Gazete arşivlerini karıştırıp aradım.
Acaba Deniz Baykal ve partisinin sözcüleri, medyada kartel
kurulurken, medya sermayesi kamu ihalelerine girip pastadan pay
alırken, bankalar boşaltılırken ne demişler, bu bozuk tabloya ne
tepki göstermişler? Şu anda Avrupa Birliği konusunda gösterdikleri
tepkinin ve öfkenin yüzde 10'unu medyadaki bozulmaya gösterselerdi,
şimdi Deniz Baykal'ın "Güzelim medya" diye kendince göndermeler
yapmaya hakkı olabilirdi.
Yine de medya mensupları insaflı.
Türkiye'ye sayısız hizmetlerde bulunan, sayısız icraata imza atan
nice politikacıyı yerle bir etti medya.
Deniz Baykal 1974'ten beri aktif politikada. Maliye Bakanlığı,
Enerji Bakanlığı, Dışişleri Bakanlığı gibi görevlerde de
bulundu.
Bir Allah'ın kulu, Baykal'ın kalıcı bir icraatını hatırlıyor mu?
Yapımını başlattığı bir enerji santralı, kambiyo sistemine
getirdiği bir yeniliği, projelendirdiği bir yolu, bir tesisi.

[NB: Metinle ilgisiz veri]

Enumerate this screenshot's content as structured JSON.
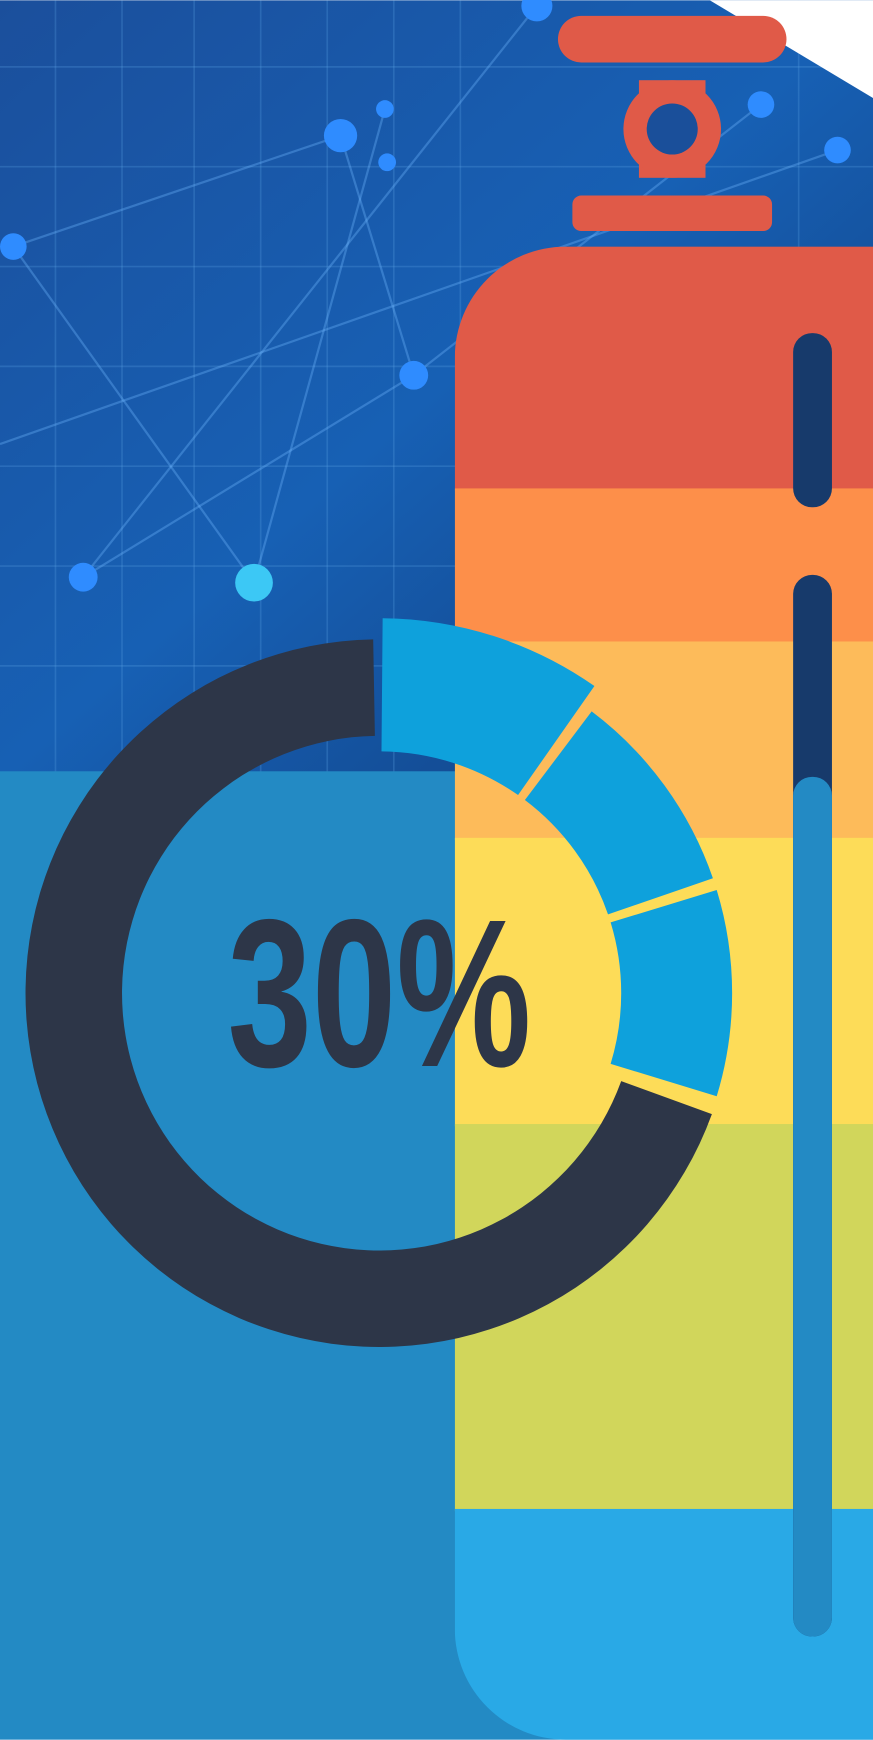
{
  "chart_data": {
    "type": "donut",
    "values": [
      30
    ],
    "value_labels": [
      "30%"
    ],
    "color": "#0ea1dc",
    "track_color": "#2d3648",
    "segments": 3
  }
}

AB ile Gümrük Birliği imzalanmasına katkıda bulundu. Onu da şimdi,
AB ile müzakere sürecini engellemeye çalışarak inkar ediyor.
Şu ana kadar Türk siyasetine katkısı, sürekli kurultay toplamak,
öfkeli konuşmalar yapmak ve hizipçilik kavramını pekiştirmektir.
İşi gücü kalmamış gibi şimdi mesleğini medyaya yüklenerek
sürdürmeye çalışıyor.
Sanki 2002'nin 3 Kasım seçimlerinde medya Tayyip Erdoğan'ı ve AK
Parti'yi desteklediği için mi bunlar seçimi kazandı? Uzun lafın
kısası, Baykal artık CHP'nin başından çekilmelidir. Onunla bu parti
ne halk oyunda, ne medyada bir yere gidemez.